Boxed, the digital retailer known for bulk sizes and just 1,600 products in its online store, will now license pieces of its end-to-end technology to its first grocer. The startup now offers delivery to Lidl customers in parts of both New York and Georgia, as it tests out a partnership with the fast-growing chain. Boxed customers in those areas will now also have access to fresh meat and produce delivery for the first time.
While grocery-delivery app Instacart has recently inked high-profile deals with Costco, Kroger, Albertsons and Publix, Boxed is betting on Lidl, the German grocery chain which expanded to the U.S. in 2017. Its 68 stores, mostly in the Southeast, are mainly stocked with the chain’s own private-label products. The real potential for Boxed comes with Lidl’s global footprint, which tops more than 10,500 stores in 29 countries.
“This is just the first test,” says Chieh Huang, CEO and cofounder of Boxed. “But as the partnership gets deeper, we can bring a lot more to the table.”
Boxed is one of the leading startups in the food logistics business. In September 2018 it raised $111 million in Series D funding that valued the firm at $600 million. In all, it has raised $250 million from investors like Greycroft and Founders Fund. The company declined to provide sales and last released the figure three years ago, when it surpassed $100 million. A representative for Boxed only said “it has increased significantly since then.” The company is not yet profitable—but Huang says it is on track to be soon, and the Lidl partnership will surely help.
In the ever-challenging grocery industry, any possible edge over competitors matters. Recently, that’s created a healthy appetite for acquisitions, particularly among delivery startups. After Walmart spent $3.3 billion to acquire Jet.com in 2016, a panic set in across the rest of the industry. In 2017 alone, Plated was acquired by grocery giant Albertsons for a reported $200 million and Target spent $550 million to acquire Alabama-based Shipt.

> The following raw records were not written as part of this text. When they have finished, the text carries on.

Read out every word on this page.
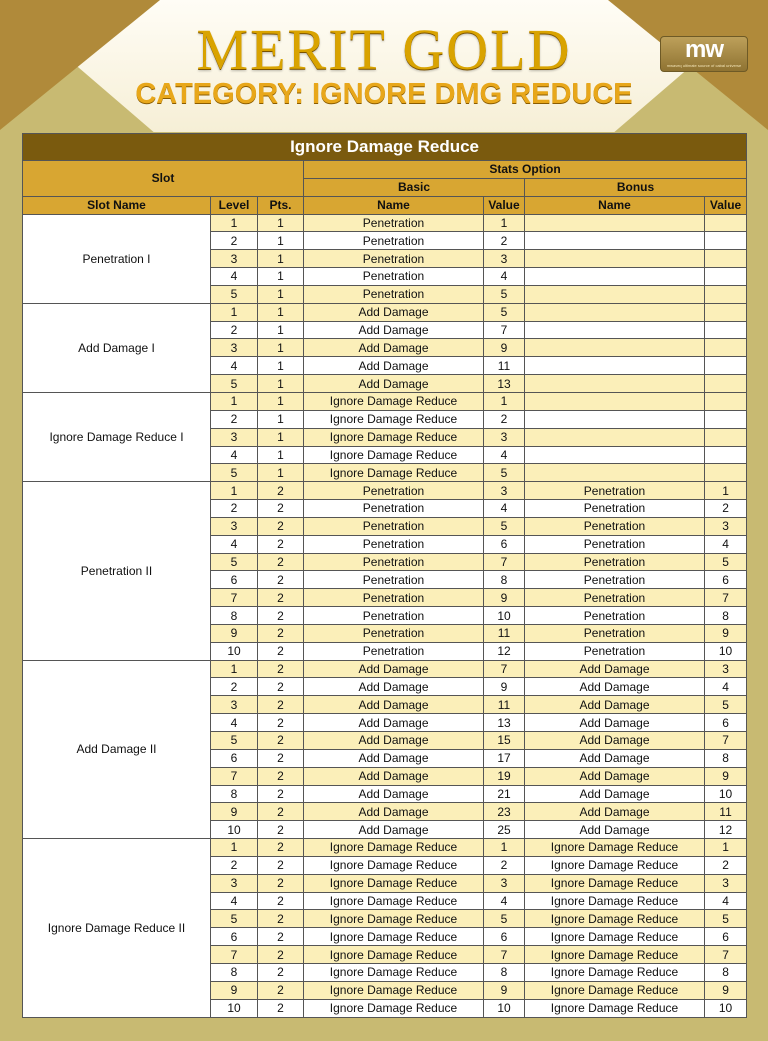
MERIT GOLD
CATEGORY: IGNORE DMG REDUCE
mw
mwaveq ultimate source of cabal universe
Ignore Damage Reduce						
Slot			Stats Option			
			Basic		Bonus	
Slot Name	Level	Pts.	Name	Value	Name	Value
Penetration I	1	1	Penetration	1		
	2	1	Penetration	2		
	3	1	Penetration	3		
	4	1	Penetration	4		
	5	1	Penetration	5		
Add Damage I	1	1	Add Damage	5		
	2	1	Add Damage	7		
	3	1	Add Damage	9		
	4	1	Add Damage	11		
	5	1	Add Damage	13		
Ignore Damage Reduce I	1	1	Ignore Damage Reduce	1		
	2	1	Ignore Damage Reduce	2		
	3	1	Ignore Damage Reduce	3		
	4	1	Ignore Damage Reduce	4		
	5	1	Ignore Damage Reduce	5		
Penetration II	1	2	Penetration	3	Penetration	1
	2	2	Penetration	4	Penetration	2
	3	2	Penetration	5	Penetration	3
	4	2	Penetration	6	Penetration	4
	5	2	Penetration	7	Penetration	5
	6	2	Penetration	8	Penetration	6
	7	2	Penetration	9	Penetration	7
	8	2	Penetration	10	Penetration	8
	9	2	Penetration	11	Penetration	9
	10	2	Penetration	12	Penetration	10
Add Damage II	1	2	Add Damage	7	Add Damage	3
	2	2	Add Damage	9	Add Damage	4
	3	2	Add Damage	11	Add Damage	5
	4	2	Add Damage	13	Add Damage	6
	5	2	Add Damage	15	Add Damage	7
	6	2	Add Damage	17	Add Damage	8
	7	2	Add Damage	19	Add Damage	9
	8	2	Add Damage	21	Add Damage	10
	9	2	Add Damage	23	Add Damage	11
	10	2	Add Damage	25	Add Damage	12
Ignore Damage Reduce II	1	2	Ignore Damage Reduce	1	Ignore Damage Reduce	1
	2	2	Ignore Damage Reduce	2	Ignore Damage Reduce	2
	3	2	Ignore Damage Reduce	3	Ignore Damage Reduce	3
	4	2	Ignore Damage Reduce	4	Ignore Damage Reduce	4
	5	2	Ignore Damage Reduce	5	Ignore Damage Reduce	5
	6	2	Ignore Damage Reduce	6	Ignore Damage Reduce	6
	7	2	Ignore Damage Reduce	7	Ignore Damage Reduce	7
	8	2	Ignore Damage Reduce	8	Ignore Damage Reduce	8
	9	2	Ignore Damage Reduce	9	Ignore Damage Reduce	9
	10	2	Ignore Damage Reduce	10	Ignore Damage Reduce	10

Boxed then started to attract its own offers. In January 2018, Kroger reportedly bid $400 million for the startup, but Boxed’s board voted against the deal. Amazon, Target and Costco also were said to have expressed interest in acquiring Boxed, and Huang met with these companies (and even Jeff Bezos) to talk about potential deals. In the end they did not submit formal bids.
It all taught Huang a crucial lesson. “We found out that the technology we built is actually really valuable and that we could use it to really bring most grocers, whether in the U.S. or around the world, into the 21st century pretty quickly,” says Huang. “I don’t think a lot of folks really believed me when I said we were staying independent. Now that we’re licensing the technology out, it shows that we’re in this for the long haul.”

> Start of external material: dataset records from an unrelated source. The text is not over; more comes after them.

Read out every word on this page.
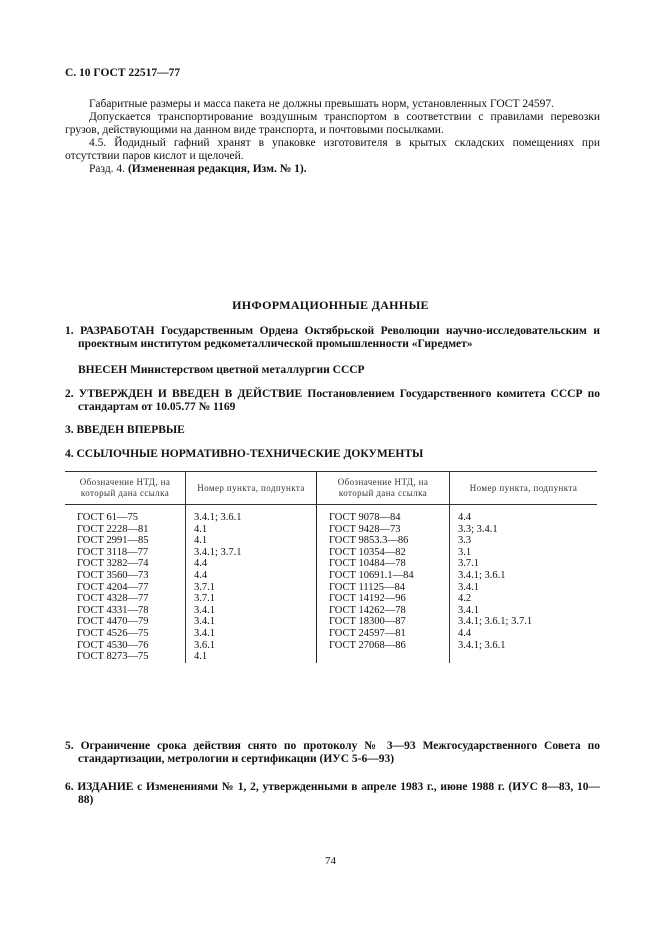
С. 10 ГОСТ 22517—77

Габаритные размеры и масса пакета не должны превышать норм, установленных ГОСТ 24597.

Допускается транспортирование воздушным транспортом в соответствии с правилами перевозки грузов, действующими на данном виде транспорта, и почтовыми посылками.

4.5. Йодидный гафний хранят в упаковке изготовителя в крытых складских помещениях при отсутствии паров кислот и щелочей.

Разд. 4. (Измененная редакция, Изм. № 1).

ИНФОРМАЦИОННЫЕ ДАННЫЕ
1. РАЗРАБОТАН Государственным Ордена Октябрьской Революции научно-исследовательским и проектным институтом редкометаллической промышленности «Гиредмет»
ВНЕСЕН Министерством цветной металлургии СССР
2. УТВЕРЖДЕН И ВВЕДЕН В ДЕЙСТВИЕ Постановлением Государственного комитета СССР по стандартам от 10.05.77 № 1169
3. ВВЕДЕН ВПЕРВЫЕ
4. ССЫЛОЧНЫЕ НОРМАТИВНО-ТЕХНИЧЕСКИЕ ДОКУМЕНТЫ
Обозначение НТД, на который дана ссылка	Номер пункта, подпункта	Обозначение НТД, на который дана ссылка	Номер пункта, подпункта
ГОСТ 61—75	3.4.1; 3.6.1	ГОСТ 9078—84	4.4
ГОСТ 2228—81	4.1	ГОСТ 9428—73	3.3; 3.4.1
ГОСТ 2991—85	4.1	ГОСТ 9853.3—86	3.3
ГОСТ 3118—77	3.4.1; 3.7.1	ГОСТ 10354—82	3.1
ГОСТ 3282—74	4.4	ГОСТ 10484—78	3.7.1
ГОСТ 3560—73	4.4	ГОСТ 10691.1—84	3.4.1; 3.6.1
ГОСТ 4204—77	3.7.1	ГОСТ 11125—84	3.4.1
ГОСТ 4328—77	3.7.1	ГОСТ 14192—96	4.2
ГОСТ 4331—78	3.4.1	ГОСТ 14262—78	3.4.1
ГОСТ 4470—79	3.4.1	ГОСТ 18300—87	3.4.1; 3.6.1; 3.7.1
ГОСТ 4526—75	3.4.1	ГОСТ 24597—81	4.4
ГОСТ 4530—76	3.6.1	ГОСТ 27068—86	3.4.1; 3.6.1
ГОСТ 8273—75	4.1		
5. Ограничение срока действия снято по протоколу № 3—93 Межгосударственного Совета по стандартизации, метрологии и сертификации (ИУС 5-6—93)
6. ИЗДАНИЕ с Изменениями № 1, 2, утвержденными в апреле 1983 г., июне 1988 г. (ИУС 8—83, 10—88)
74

In fact, Boxed is one of the only end-to-end platforms like this in the world. IBM can build a company’s warehouse management system, and Salesforce can build the management system to track purchases. Delivery apps like Instacart and Shift can handle the transport. But globally the only other companies with the kind of combined capabilities that Boxed now has are some of the most prominent tech giants out there: Amazon, Alibaba, JD.com and Ocado.

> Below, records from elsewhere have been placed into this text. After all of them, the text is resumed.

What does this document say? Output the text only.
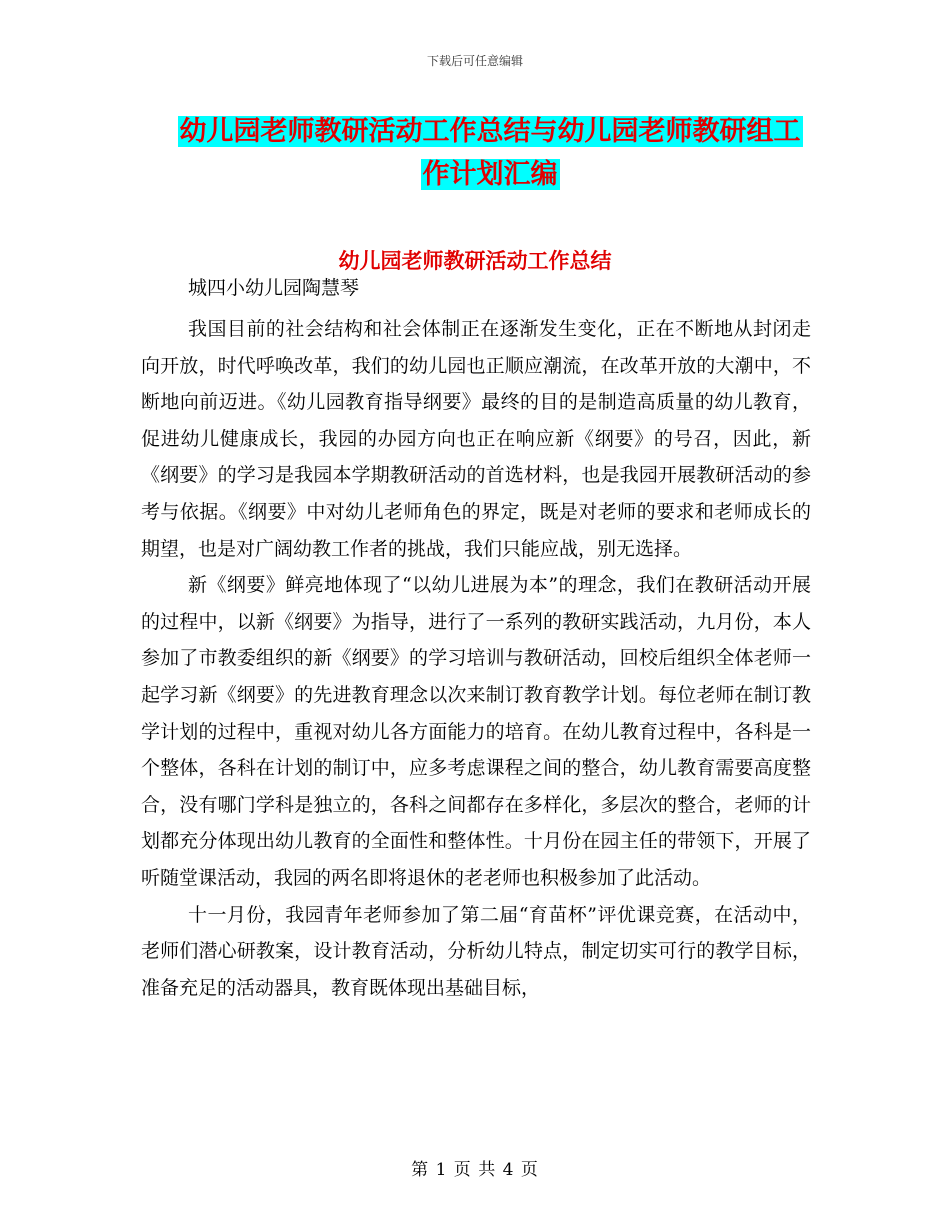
下载后可任意编辑
幼儿园老师教研活动工作总结与幼儿园老师教研组工
作计划汇编
幼儿园老师教研活动工作总结
城四小幼儿园陶慧琴

我国目前的社会结构和社会体制正在逐渐发生变化，正在不断地从封闭走向开放，时代呼唤改革，我们的幼儿园也正顺应潮流，在改革开放的大潮中，不断地向前迈进。《幼儿园教育指导纲要》最终的目的是制造高质量的幼儿教育，促进幼儿健康成长，我园的办园方向也正在响应新《纲要》的号召，因此，新《纲要》的学习是我园本学期教研活动的首选材料，也是我园开展教研活动的参考与依据。《纲要》中对幼儿老师角色的界定，既是对老师的要求和老师成长的期望，也是对广阔幼教工作者的挑战，我们只能应战，别无选择。

新《纲要》鲜亮地体现了“以幼儿进展为本”的理念，我们在教研活动开展的过程中，以新《纲要》为指导，进行了一系列的教研实践活动，九月份，本人参加了市教委组织的新《纲要》的学习培训与教研活动，回校后组织全体老师一起学习新《纲要》的先进教育理念以次来制订教育教学计划。每位老师在制订教学计划的过程中，重视对幼儿各方面能力的培育。在幼儿教育过程中，各科是一个整体，各科在计划的制订中，应多考虑课程之间的整合，幼儿教育需要高度整合，没有哪门学科是独立的，各科之间都存在多样化，多层次的整合，老师的计划都充分体现出幼儿教育的全面性和整体性。十月份在园主任的带领下，开展了听随堂课活动，我园的两名即将退休的老老师也积极参加了此活动。

十一月份，我园青年老师参加了第二届“育苗杯”评优课竞赛，在活动中，老师们潜心研教案，设计教育活动，分析幼儿特点，制定切实可行的教学目标，准备充足的活动器具，教育既体现出基础目标，

第 1 页 共 4 页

“Because we started off with no resources and a completely blank slate, we were actually forced to build our own solutions,” says Huang. “We didn’t have the money for a sales force or to call up SAP or Oracle or for an off-the-shelf software like Shopify or Squarespace. And we knew it wasn’t going to be sophisticated enough as we got into the hundreds of millions, if not billions, of sales.”
Now, Huang says Boxed will offer these different kinds of “plug-and-play” solutions to any company that needs it. While Boxed has become well-known for limiting the products it sells online to maximize its own profit, Huang says the software works for any number of items and can be tweaked to fit the needs of any business.
So is Boxed now handling how Lidl warehouses its products, too? Huang says not just yet, but that it could come eventually. Lidl and a lot of regional grocers only maintain local warehouses, so Boxed, for example, could start storing products for Lidl’s in-house private-label brand and distribute it across the country for the first time, delivering it in two days or less. Boxed could also build Lidl a website that can tell each customer the exact expiration date that the item in their cart will have. Because the website that customers use is tied to Boxed’s warehouse management system, the company knows exactly which pallet the item will come from by the time the order is filled. Currently, Boxed is the only retailer that offers this level of detail to its customers.
Huang hopes Boxed’s new focus will be worth it: “Partnering with Lidl certainly would not have happened if we had merged with anyone a year ago. Food retail across the globe is probably even more in flux than it was. The opportunities for us are even larger today. I don’t think we would’ve maximized them if we had merged with someone.”